Smell is a sure-fire way to set the stage for a distinct atmosphere, specific to your client’s brand. When a fragrance is associated with a brand, it builds a sense of familiarity. If used appropriately, branded scents create a powerful feeling of arrival, because of that sense of comfort and connection.

As brick and mortar retail transitions from transaction-based encounters to experience-driven journeys, agencies need to take note. In the same way that thought leadership around shopping is evolving, branded events must develop into immersive environments designed to build authentic connections.

Where do you start for planning and designing a branded fragrance? First, you want to decide how you want the audience to feel during the experience. Sometimes this comes down to the demographics. Determine the emotion you would like them to feel, then use the scope of that emotion to inform the notes of the scent.

Second, consider the existing aromas in the space or activation area. How do these odors affect visitors and their behavior? The branded smell should be treated the same way as other ambient elements.

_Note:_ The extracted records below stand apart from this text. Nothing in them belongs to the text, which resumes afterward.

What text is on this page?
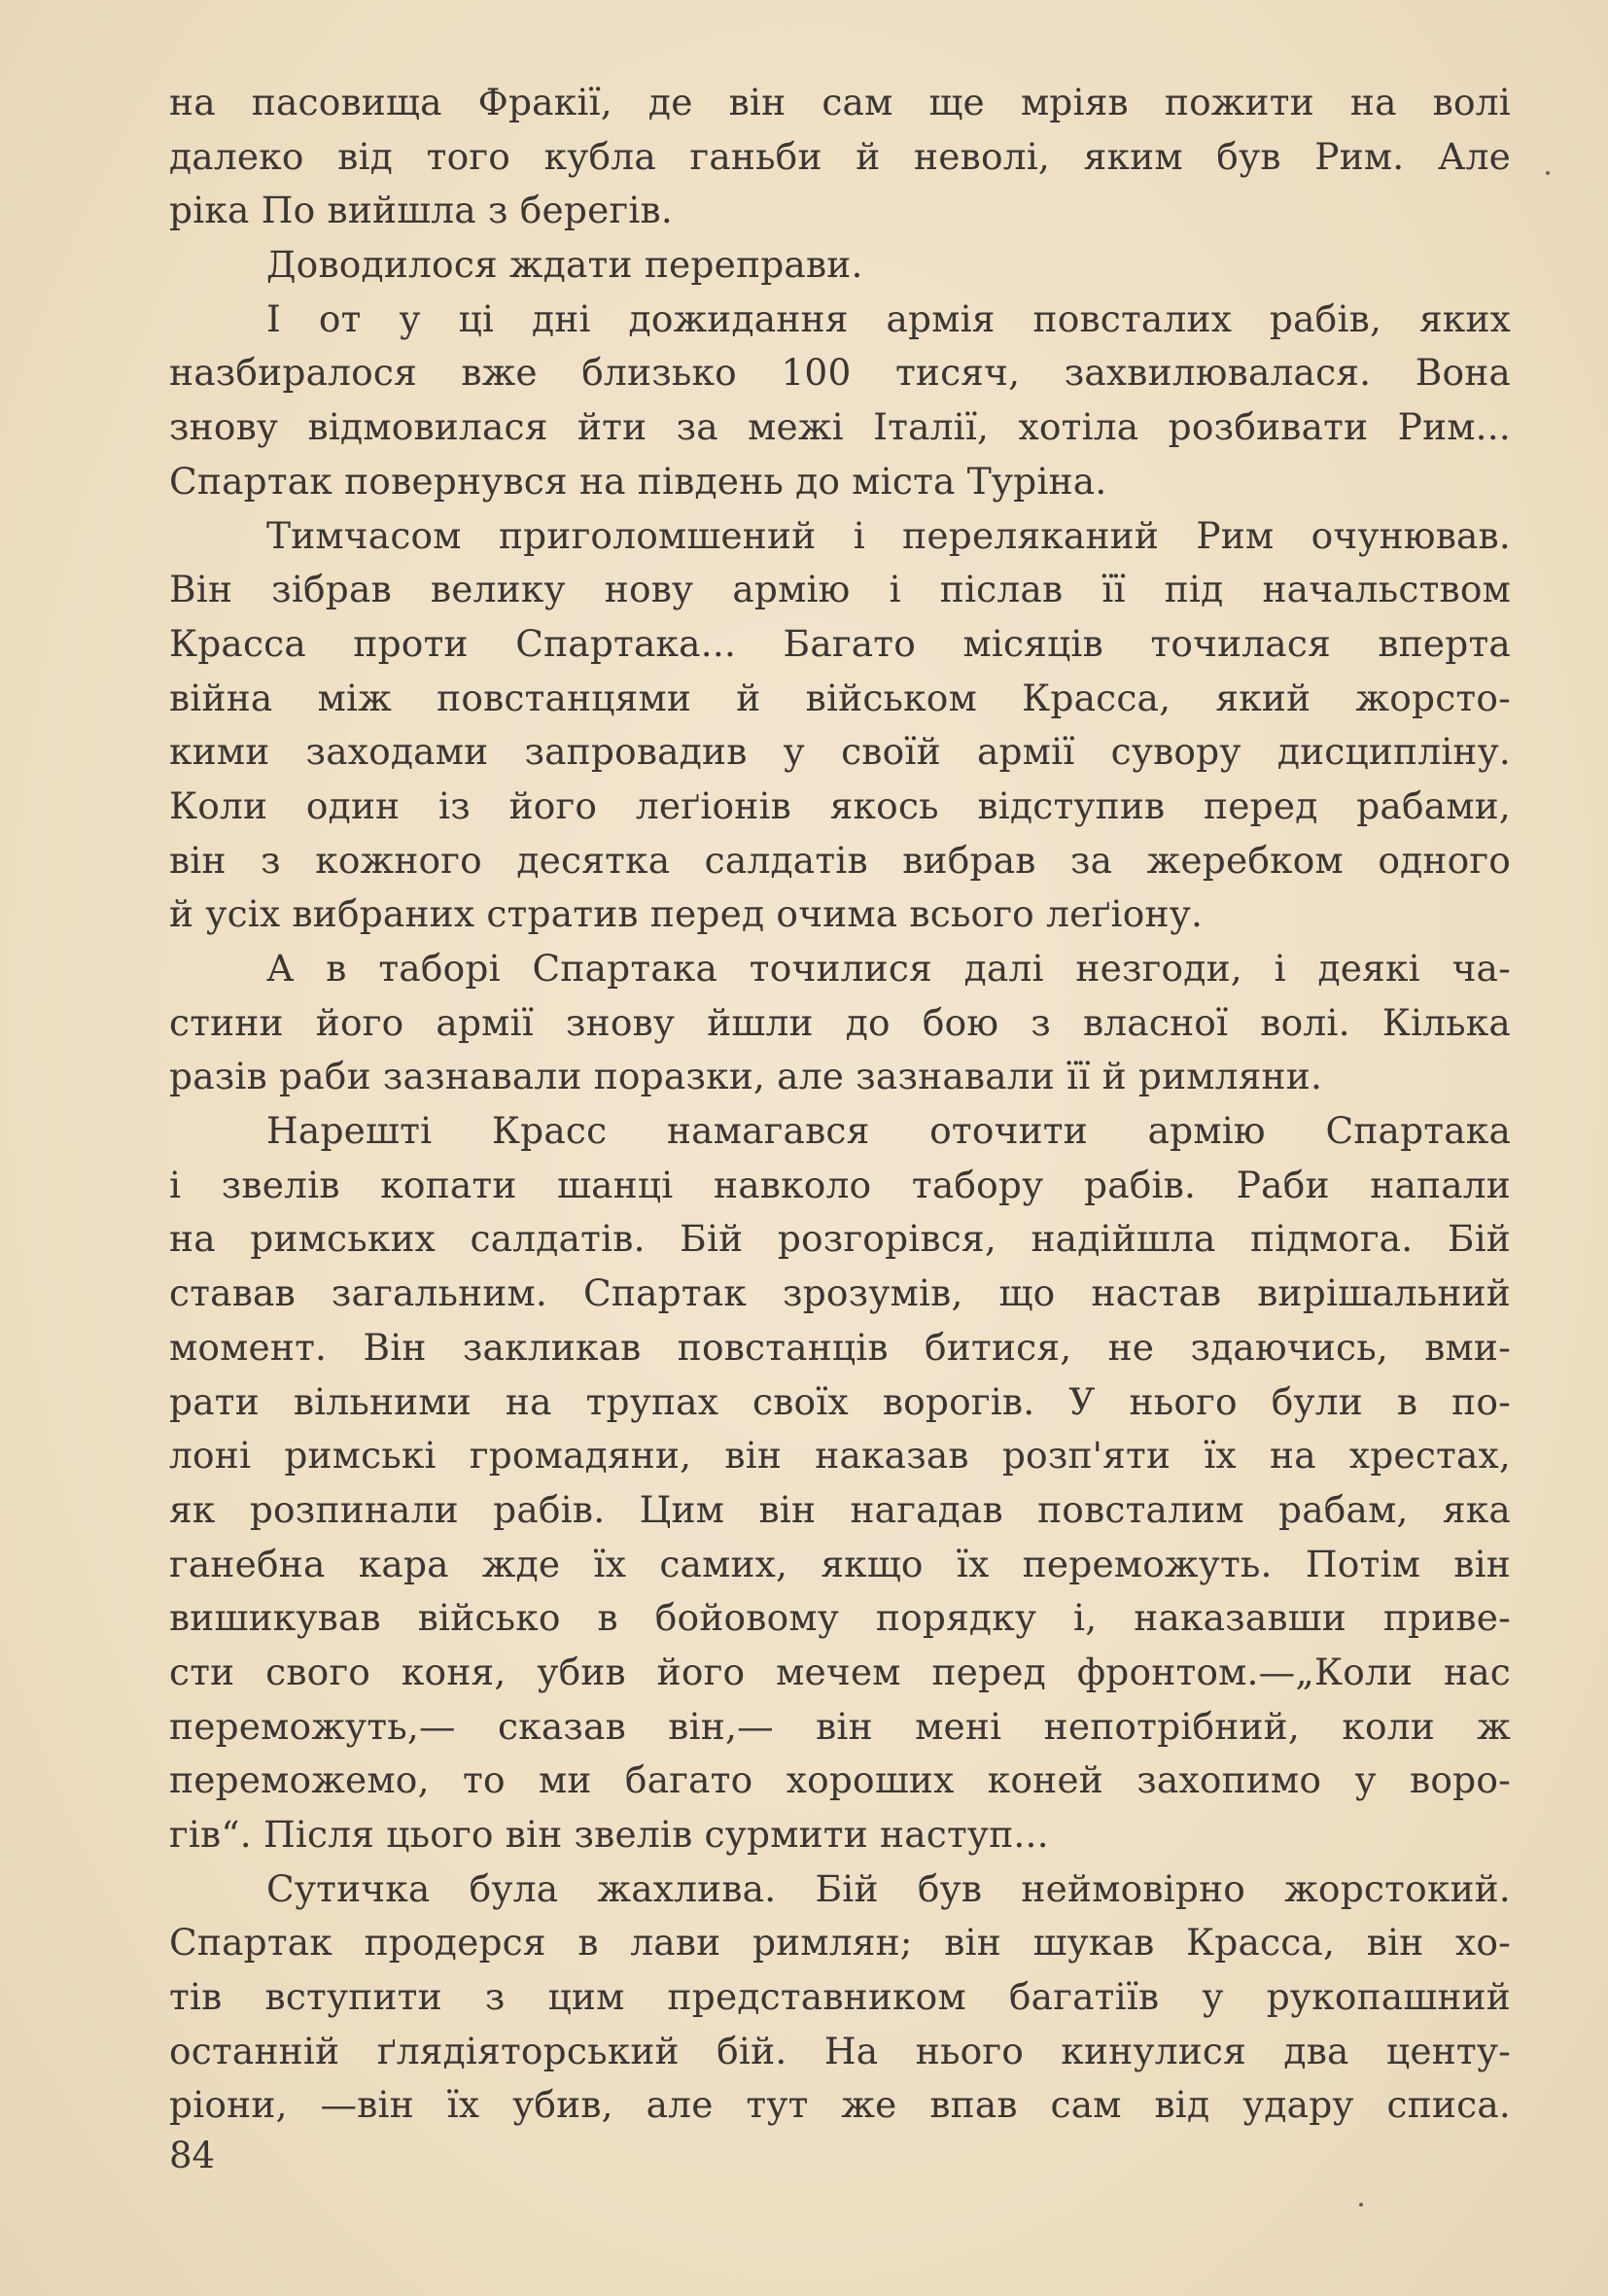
на пасовища Фракії, де він сам ще мріяв пожити на волі
далеко від того кубла ганьби й неволі, яким був Рим. Але
ріка По вийшла з берегів.
Доводилося ждати переправи.
І от у ці дні дожидання армія повсталих рабів, яких
назбиралося вже близько 100 тисяч, захвилювалася. Вона
знову відмовилася йти за межі Італії, хотіла розбивати Рим...
Спартак повернувся на південь до міста Туріна.
Тимчасом приголомшений і переляканий Рим очунював.
Він зібрав велику нову армію і післав її під начальством
Красса проти Спартака... Багато місяців точилася вперта
війна між повстанцями й військом Красса, який жорсто-
кими заходами запровадив у своїй армії сувору дисципліну.
Коли один із його леґіонів якось відступив перед рабами,
він з кожного десятка салдатів вибрав за жеребком одного
й усіх вибраних стратив перед очима всього леґіону.
А в таборі Спартака точилися далі незгоди, і деякі ча-
стини його армії знову йшли до бою з власної волі. Кілька
разів раби зазнавали поразки, але зазнавали її й римляни.
Нарешті Красс намагався оточити армію Спартака
і звелів копати шанці навколо табору рабів. Раби напали
на римських салдатів. Бій розгорівся, надійшла підмога. Бій
ставав загальним. Спартак зрозумів, що настав вирішальний
момент. Він закликав повстанців битися, не здаючись, вми-
рати вільними на трупах своїх ворогів. У нього були в по-
лоні римські громадяни, він наказав розп'яти їх на хрестах,
як розпинали рабів. Цим він нагадав повсталим рабам, яка
ганебна кара жде їх самих, якщо їх переможуть. Потім він
вишикував військо в бойовому порядку і, наказавши приве-
сти свого коня, убив його мечем перед фронтом.—„Коли нас
переможуть,— сказав він,— він мені непотрібний, коли ж
переможемо, то ми багато хороших коней захопимо у воро-
гів“. Після цього він звелів сурмити наступ...
Сутичка була жахлива. Бій був неймовірно жорстокий.
Спартак продерся в лави римлян; він шукав Красса, він хо-
тів вступити з цим представником багатіїв у рукопашний
останній ґлядіяторський бій. На нього кинулися два центу-
ріони, —він їх убив, але тут же впав сам від удару списа.
84
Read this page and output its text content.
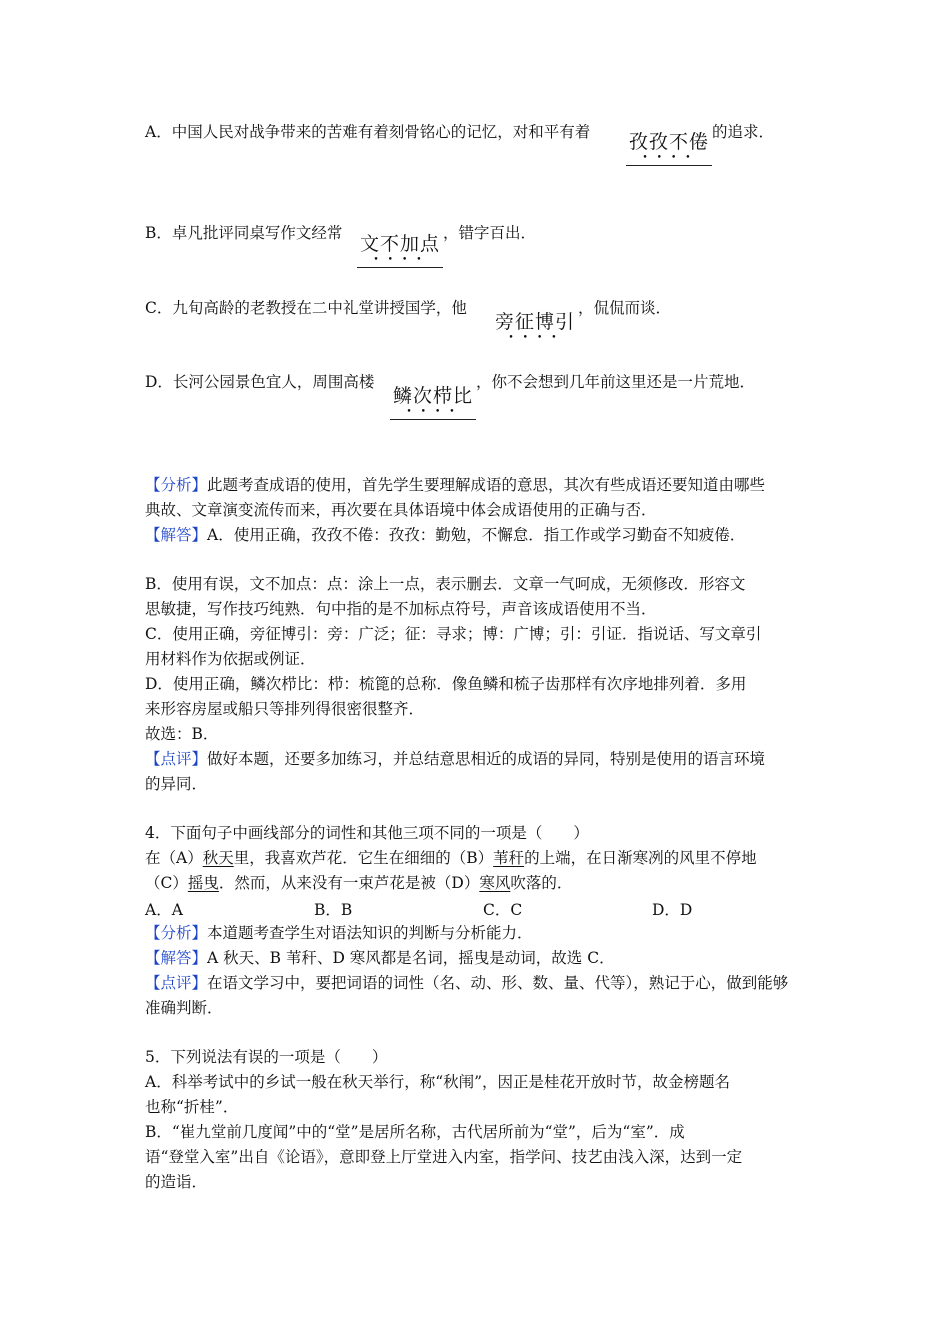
A．中国人民对战争带来的苦难有着刻骨铭心的记忆，对和平有着 孜孜不倦
••••
的追求．
B．卓凡批评同桌写作文经常 文不加点
••••
，错字百出．
C．九旬高龄的老教授在二中礼堂讲授国学，他
旁征博引
••••
，侃侃而谈．
D．长河公园景色宜人，周围高楼
鳞次栉比
••••
，你不会想到几年前这里还是一片荒地．
【分析】此题考查成语的使用，首先学生要理解成语的意思，其次有些成语还要知道由哪些
典故、文章演变流传而来，再次要在具体语境中体会成语使用的正确与否．
【解答】A．使用正确，孜孜不倦：孜孜：勤勉，不懈怠．指工作或学习勤奋不知疲倦．
B．使用有误，文不加点：点：涂上一点，表示删去．文章一气呵成，无须修改．形容文
思敏捷，写作技巧纯熟．句中指的是不加标点符号，声音该成语使用不当．
C．使用正确，旁征博引：旁：广泛；征：寻求；博：广博；引：引证．指说话、写文章引
用材料作为依据或例证．
D．使用正确，鳞次栉比：栉：梳篦的总称．像鱼鳞和梳子齿那样有次序地排列着．多用
来形容房屋或船只等排列得很密很整齐．
故选：B．
【点评】做好本题，还要多加练习，并总结意思相近的成语的异同，特别是使用的语言环境
的异同．
4．下面句子中画线部分的词性和其他三项不同的一项是（　　）
在（A）秋天里，我喜欢芦花．它生在细细的（B）苇秆的上端，在日渐寒冽的风里不停地
（C）摇曳．然而，从来没有一束芦花是被（D）寒风吹落的．
A．A	B．B	C．C	D．D
【分析】本道题考查学生对语法知识的判断与分析能力．
【解答】A 秋天、B 苇秆、D 寒风都是名词，摇曳是动词，故选 C．
【点评】在语文学习中，要把词语的词性（名、动、形、数、量、代等），熟记于心，做到能够
准确判断．
5．下列说法有误的一项是（　　）
A．科举考试中的乡试一般在秋天举行，称“秋闱”，因正是桂花开放时节，故金榜题名
也称“折桂”．
B．“崔九堂前几度闻”中的“堂”是居所名称，古代居所前为“堂”，后为“室”．成
语“登堂入室”出自《论语》，意即登上厅堂进入内室，指学问、技艺由浅入深，达到一定
的造诣．
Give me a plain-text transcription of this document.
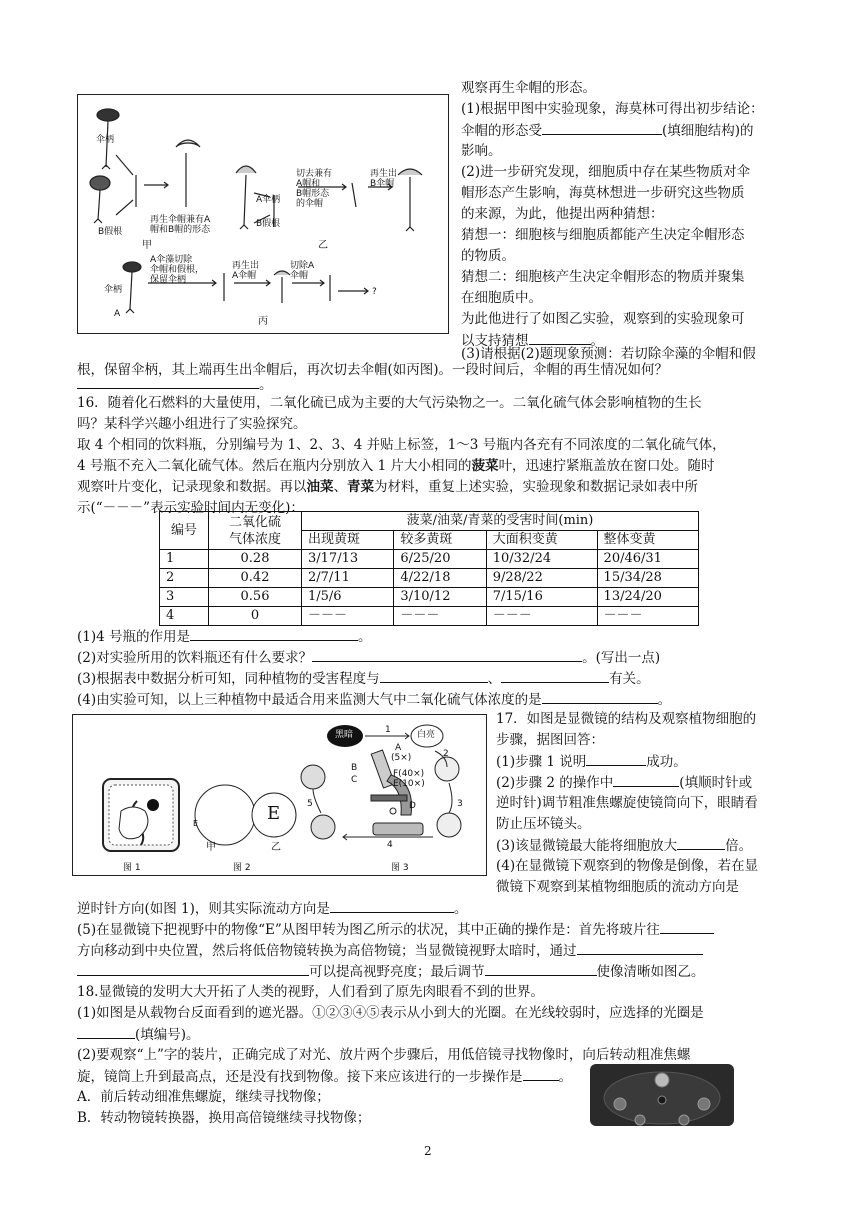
伞柄
B假根
再生伞帽兼有A
帽和B帽的形态
甲
A伞柄
B假根
切去兼有
A帽和
B帽形态
的伞帽
再生出
B伞帽
乙
伞柄
A
A伞藻切除
伞帽和假根，
保留伞柄
再生出
A伞帽
切除A
伞帽
?
丙
观察再生伞帽的形态。
(1)根据甲图中实验现象，海莫林可得出初步结论：
伞帽的形态受	(填细胞结构)的
影响。
(2)进一步研究发现，细胞质中存在某些物质对伞
帽形态产生影响，海莫林想进一步研究这些物质
的来源，为此，他提出两种猜想：
猜想一：细胞核与细胞质都能产生决定伞帽形态
的物质。
猜想二：细胞核产生决定伞帽形态的物质并聚集
在细胞质中。
为此他进行了如图乙实验，观察到的实验现象可
以支持猜想	。
(3)请根据(2)题现象预测：若切除伞藻的伞帽和假
根，保留伞柄，其上端再生出伞帽后，再次切去伞帽(如丙图)。一段时间后，伞帽的再生情况如何？
。
16．随着化石燃料的大量使用，二氧化硫已成为主要的大气污染物之一。二氧化硫气体会影响植物的生长
吗？某科学兴趣小组进行了实验探究。
取 4 个相同的饮料瓶，分别编号为 1、2、3、4 并贴上标签，1～3 号瓶内各充有不同浓度的二氧化硫气体，
4 号瓶不充入二氧化硫气体。然后在瓶内分别放入 1 片大小相同的菠菜叶，迅速拧紧瓶盖放在窗口处。随时
观察叶片变化，记录现象和数据。再以油菜、青菜为材料，重复上述实验，实验现象和数据记录如表中所
示(“－－－”表示实验时间内无变化)：
编号	二氧化硫
气体浓度	菠菜/油菜/青菜的受害时间(min)			
		出现黄斑	较多黄斑	大面积变黄	整体变黄
1	0.28	3/17/13	6/25/20	10/32/24	20/46/31
2	0.42	2/7/11	4/22/18	9/28/22	15/34/28
3	0.56	1/5/6	3/10/12	7/15/16	13/24/20
4	0	－－－	－－－	－－－	－－－
(1)4 号瓶的作用是	。
(2)对实验所用的饮料瓶还有什么要求？	。(写出一点)
(3)根据表中数据分析可知，同种植物的受害程度与	、	有关。
(4)由实验可知，以上三种植物中最适合用来监测大气中二氧化硫气体浓度的是	。
黑暗	白亮
1
2
3
4
5
A
(5×)
B
C
D
F(40×)
E(10×)
E	E
甲	乙
图 1	图 2	图 3
17．如图是显微镜的结构及观察植物细胞的
步骤，据图回答：
(1)步骤 1 说明	成功。
(2)步骤 2 的操作中	(填顺时针或
逆时针)调节粗准焦螺旋使镜筒向下，眼睛看
防止压坏镜头。
(3)该显微镜最大能将细胞放大	倍。
(4)在显微镜下观察到的物像是倒像，若在显
微镜下观察到某植物细胞质的流动方向是
逆时针方向(如图 1)，则其实际流动方向是	。
(5)在显微镜下把视野中的物像“E”从图甲转为图乙所示的状况，其中正确的操作是：首先将玻片往
方向移动到中央位置，然后将低倍物镜转换为高倍物镜；当显微镜视野太暗时，通过
可以提高视野亮度；最后调节	使像清晰如图乙。
18.显微镜的发明大大开拓了人类的视野，人们看到了原先肉眼看不到的世界。
(1)如图是从载物台反面看到的遮光器。①②③④⑤表示从小到大的光圈。在光线较弱时，应选择的光圈是
(填编号)。
(2)要观察“上”字的装片，正确完成了对光、放片两个步骤后，用低倍镜寻找物像时，向后转动粗准焦螺
旋，镜筒上升到最高点，还是没有找到物像。接下来应该进行的一步操作是	。
A．前后转动细准焦螺旋，继续寻找物像；
B．转动物镜转换器，换用高倍镜继续寻找物像；
2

They are not the whole experience but help build a picture that creates a connection between the brand and its clientele.

Finally, once you’ve decided on the fragrance, stick with it. You don’t design a logo only to change up the font or color palette when the mood strikes. The association between the logo and the brand’s design elements disappear without consistency. The same is true for smells. If you want to cultivate a feeling of recognition and familiarity, the smell should be present in every brand activation.